According to the corporation, this should enhance safety for all Android users by decreasing malware infections on the Play Protect platform.

Google says that the platform, which is a protection system for performing on-device scans for unwanted software and malware, is already extremely powerful, delivering 125 billion scans a day. Play Protect is enabled on all Android devices with Google Play Services.

If it finds a potentially harmful app, Google Play Protect can take certain actions such as sending a user a warning, preventing an app install, or disabling the app automatically. What’s more, the platform also works for APKs (Android packages) downloaded from external sources and third-party app stores.

However, cybercriminals have resorted to artificial intelligence and polymorphic malware to alter identifiable information in a malicious program to bypass automated security platforms. This, of course, reduces the effectiveness of the scans.

“They’re turning to social engineering to trick users into doing something dangerous, such as revealing confidential information or downloading a malicious app from ephemeral sources – most commonly via links to download malicious apps or downloads directly through messaging apps,” Google said on its Security Blog.

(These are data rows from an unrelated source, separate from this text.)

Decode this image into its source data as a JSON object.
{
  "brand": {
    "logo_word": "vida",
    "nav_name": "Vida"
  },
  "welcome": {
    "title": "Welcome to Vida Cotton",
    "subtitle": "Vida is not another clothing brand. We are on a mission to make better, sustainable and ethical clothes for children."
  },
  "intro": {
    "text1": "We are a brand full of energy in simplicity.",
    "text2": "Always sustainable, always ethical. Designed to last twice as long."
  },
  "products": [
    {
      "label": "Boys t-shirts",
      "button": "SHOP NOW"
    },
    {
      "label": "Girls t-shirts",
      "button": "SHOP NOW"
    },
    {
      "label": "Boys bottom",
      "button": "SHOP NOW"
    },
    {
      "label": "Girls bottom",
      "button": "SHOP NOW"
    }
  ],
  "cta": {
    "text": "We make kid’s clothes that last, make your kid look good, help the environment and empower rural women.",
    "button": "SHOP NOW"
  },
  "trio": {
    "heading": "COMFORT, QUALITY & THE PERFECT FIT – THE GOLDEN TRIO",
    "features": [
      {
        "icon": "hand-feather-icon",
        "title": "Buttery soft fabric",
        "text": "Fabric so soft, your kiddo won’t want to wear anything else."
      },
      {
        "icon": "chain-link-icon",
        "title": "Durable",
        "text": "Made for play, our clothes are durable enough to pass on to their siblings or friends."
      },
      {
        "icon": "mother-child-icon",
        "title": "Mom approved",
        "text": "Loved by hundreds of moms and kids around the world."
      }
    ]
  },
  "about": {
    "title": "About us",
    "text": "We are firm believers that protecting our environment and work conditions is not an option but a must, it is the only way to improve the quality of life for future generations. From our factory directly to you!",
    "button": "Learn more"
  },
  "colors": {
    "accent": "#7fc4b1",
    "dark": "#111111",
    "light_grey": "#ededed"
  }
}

And once the malicious apps are installed, it’s virtually impossible to stop them. That’s why Google says it has now enhanced Play Protect with real-time scanning at the code level. This means that the platform will recommend a real-time app scan when installing apps that have never been scanned before to help detect emerging threats.

“Scanning will extract important signals from the app and send them to the Play Protect backend infrastructure for a code-level evaluation. Once the real-time analysis is complete, users will get a result letting them know if the app looks safe to install or if the scan determined the app is potentially harmful,” said Google.

“This enhancement will help better protect users against malicious polymorphic apps that leverage various methods, such as AI, to be altered to avoid detection.”

The enhanced Play Protect scanner will leverage static analysis alongside heuristics and machine learning to identify patterns of malicious activity.

It has started to roll out to all Android devices with Google Play services in select countries, starting with India, and will expand to all regions in the coming months.

Android dominates the global mobile operating system (OS) market with a share of 70.5%, according to Statista. However, even though Android has lately focused more on security and privacy, Cybernews’ research has shown that its apps – clean or malicious – still require excessive permissions. This is obviously posing a risk to user data.

What’s more, it turns out that it’s virtually impossible to take full control of one’s Android apps and their permissions. Despite revoking all user-available permissions, our journalist has found that apps can still run on startup, stay in the background, have full network access, and access sensitive information.

“If a user downloads an Android app but denies all requested permissions, malicious actors may still be able to track and gather certain information from the user's device,” Paul Shunk, staff security intelligence researcher at Lookout, told Cybernews.